I truly believe a lot of the motherfuckers who say "I don't want to be around Walmart people" (meaning "lower-class,' or simply "poor") have truly somehow forgotten that Walmart and Kmart were two different things.
Kmart was full of weirdos. Kmart was sketchy. Kmart did have crazy fuckers stalking the aisles.
Walmart, on the other hand, was always just a fucking superstore. It just is what it is. It's a place where you can buy Totino's Pizza rolls, heavily discounted DVDs, sweatpants, calligraphy supplies, fancy seashell-shaped soap bars for your bathroom, and ammunition, all in one trip.

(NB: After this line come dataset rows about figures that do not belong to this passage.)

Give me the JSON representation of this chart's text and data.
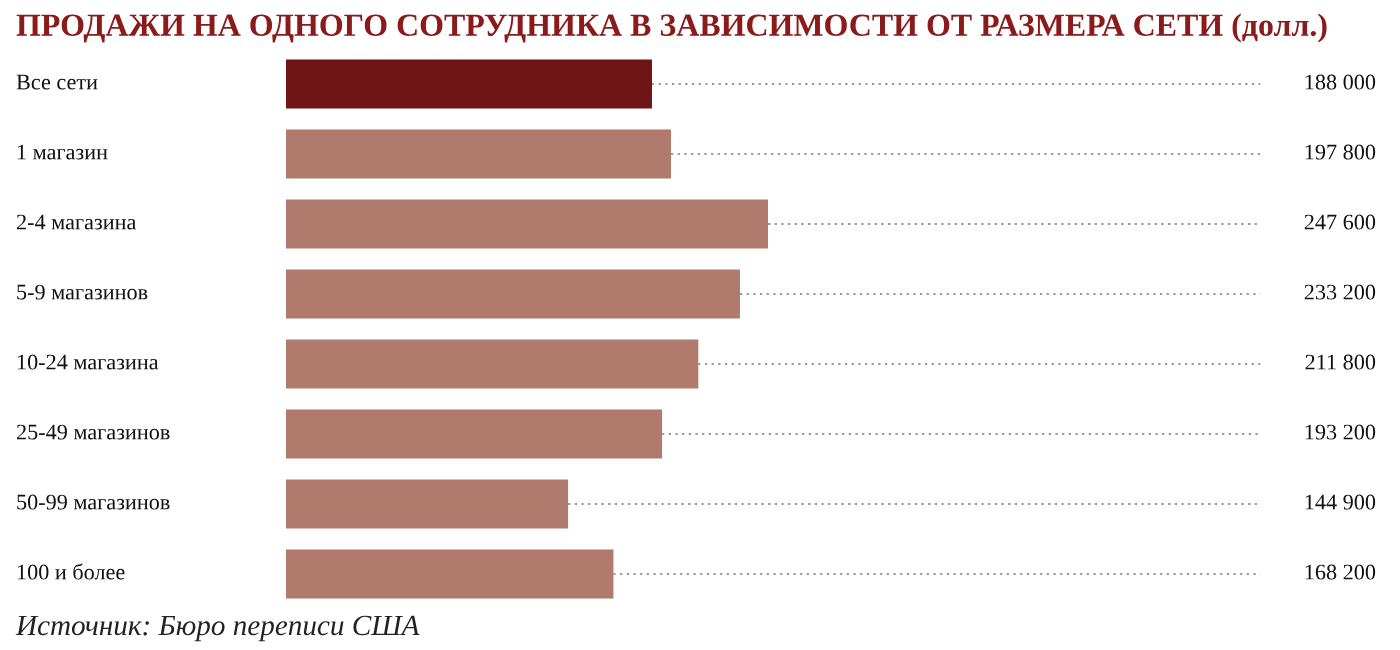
{
  "chart_data": {
    "type": "bar",
    "orientation": "horizontal",
    "title": "ПРОДАЖИ НА ОДНОГО СОТРУДНИКА В ЗАВИСИМОСТИ ОТ РАЗМЕРА СЕТИ (долл.)",
    "categories": [
      "Все сети",
      "1 магазин",
      "2-4 магазина",
      "5-9 магазинов",
      "10-24 магазина",
      "25-49 магазинов",
      "50-99 магазинов",
      "100 и более"
    ],
    "values": [
      188000,
      197800,
      247600,
      233200,
      211800,
      193200,
      144900,
      168200
    ],
    "colors": [
      "#6e1414",
      "#b07a6c",
      "#b07a6c",
      "#b07a6c",
      "#b07a6c",
      "#b07a6c",
      "#b07a6c",
      "#b07a6c"
    ],
    "value_labels": [
      "188 000",
      "197 800",
      "247 600",
      "233 200",
      "211 800",
      "193 200",
      "144 900",
      "168 200"
    ],
    "annotations": [
      "Источник: Бюро переписи США"
    ]
  }
}
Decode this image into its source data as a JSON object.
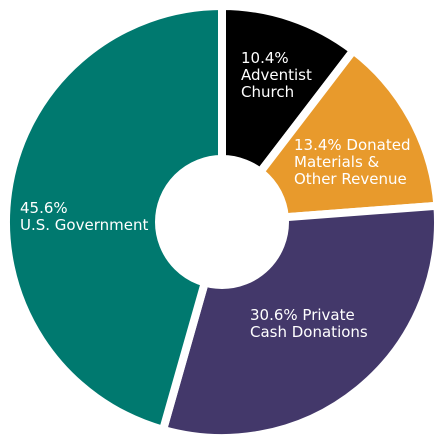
{
  "chart_data": {
    "type": "pie",
    "donut": true,
    "slices": [
      {
        "label": "10.4%\nAdventist\nChurch",
        "value": 10.4,
        "color": "#000000"
      },
      {
        "label": "13.4% Donated\nMaterials &\nOther Revenue",
        "value": 13.4,
        "color": "#E89A2C"
      },
      {
        "label": "30.6% Private\nCash Donations",
        "value": 30.6,
        "color": "#43386A"
      },
      {
        "label": "45.6%\nU.S. Government",
        "value": 45.6,
        "color": "#00796F"
      }
    ],
    "start_angle_deg": 0,
    "direction": "clockwise",
    "background_color": "#ffffff"
  }
}
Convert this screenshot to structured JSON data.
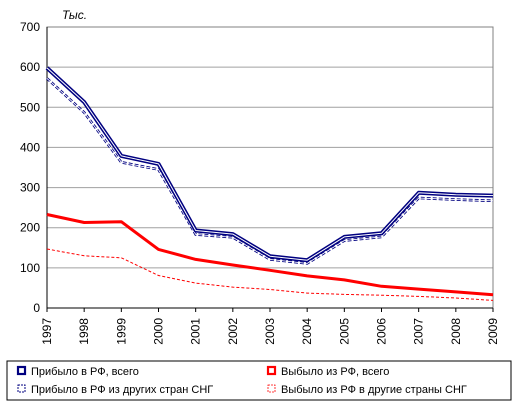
{
  "chart_data": {
    "type": "line",
    "unit_label": "Тыс.",
    "x": [
      "1997",
      "1998",
      "1999",
      "2000",
      "2001",
      "2002",
      "2003",
      "2004",
      "2005",
      "2006",
      "2007",
      "2008",
      "2009"
    ],
    "ylim": [
      0,
      700
    ],
    "yticks": [
      0,
      100,
      200,
      300,
      400,
      500,
      600,
      700
    ],
    "grid": true,
    "legend_position": "bottom",
    "series": [
      {
        "name": "Прибыло в РФ, всего",
        "color": "#000080",
        "style": "double-solid",
        "values": [
          598,
          513,
          379,
          359,
          193,
          184,
          129,
          119,
          177,
          186,
          287,
          282,
          280
        ]
      },
      {
        "name": "Прибыло в РФ из других стран СНГ",
        "color": "#000080",
        "style": "double-dashed",
        "values": [
          572,
          487,
          363,
          345,
          183,
          176,
          121,
          111,
          168,
          177,
          274,
          270,
          267
        ]
      },
      {
        "name": "Выбыло из РФ, всего",
        "color": "#ff0000",
        "style": "solid",
        "values": [
          233,
          213,
          215,
          146,
          121,
          107,
          94,
          80,
          70,
          54,
          47,
          40,
          33
        ]
      },
      {
        "name": "Выбыло из РФ в другие страны СНГ",
        "color": "#ff0000",
        "style": "dashed",
        "values": [
          147,
          130,
          125,
          81,
          62,
          52,
          46,
          37,
          34,
          32,
          29,
          25,
          19
        ]
      }
    ]
  }
}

And Target is the same fucking store.
And so was Kmart, in truth. BUT IT HAD WEIRD ENERGY. I don't even know why. And I kinda miss that shit, to be honest. It's completely fitting that one of its six remaining locations is in fucking Florida.
I lowkey want to make a pilgrimage, there. Just to see how fucking off-the-hook crazy it is. All the remaining Kmart energy, concentrated and combined with Florida people. Best believe I'd be wearing a fucking bulletproof vest the whole trip, though.

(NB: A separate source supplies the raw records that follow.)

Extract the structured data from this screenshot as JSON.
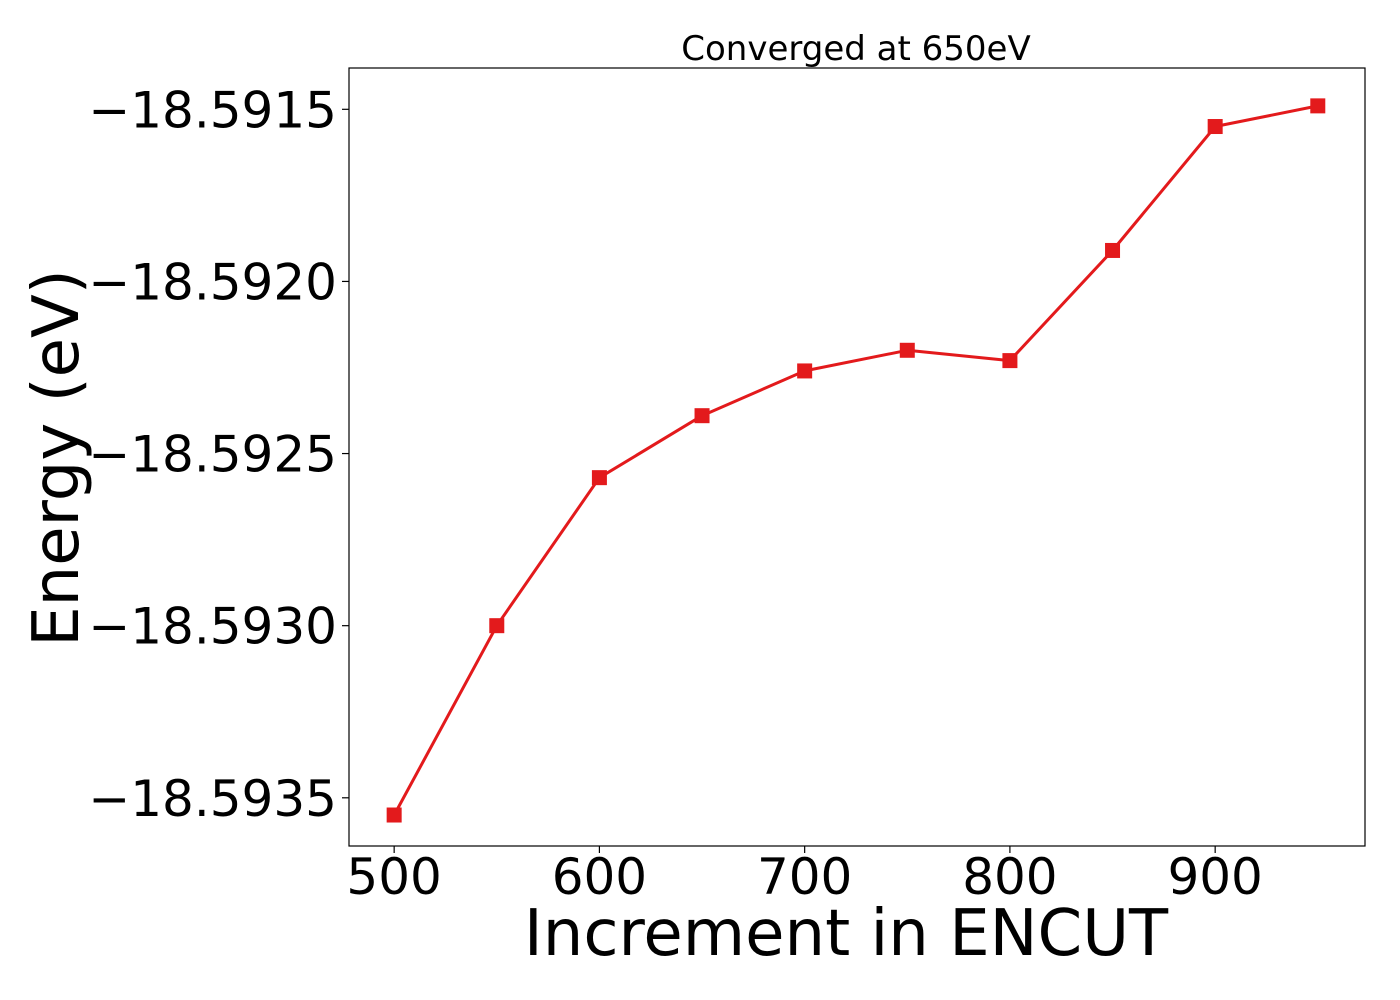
{
  "chart_data": {
    "type": "line",
    "title": "Converged at 650eV",
    "xlabel": "Increment in ENCUT",
    "ylabel": "Energy (eV)",
    "x": [
      500,
      550,
      600,
      650,
      700,
      750,
      800,
      850,
      900,
      950
    ],
    "series": [
      {
        "values": [
          -18.59355,
          -18.593,
          -18.59257,
          -18.59239,
          -18.59226,
          -18.5922,
          -18.59223,
          -18.59191,
          -18.59155,
          -18.59149
        ],
        "color": "#e31a1c",
        "marker": "square"
      }
    ],
    "xticks": [
      500,
      600,
      700,
      800,
      900
    ],
    "xtick_labels": [
      "500",
      "600",
      "700",
      "800",
      "900"
    ],
    "yticks": [
      -18.5935,
      -18.593,
      -18.5925,
      -18.592,
      -18.5915
    ],
    "ytick_labels": [
      "−18.5935",
      "−18.5930",
      "−18.5925",
      "−18.5920",
      "−18.5915"
    ],
    "xlim": [
      478,
      973
    ],
    "ylim": [
      -18.59364,
      -18.59138
    ],
    "grid": false,
    "legend": "none"
  }
}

Basically, if you never fucked with Kmart, think of it as Waffle House, compared to all the other stores as IHOP. Very different vibe. Very different odds of a fight breaking out. And, again, it wasn't even that Kmart was for lower-income people. It might have been SLIGHTLY cheaper, overall...but not enough to really be relevant.
It just had scrappy, kooky, sketchy, cracked-out energy to it, for some unexplainable reason.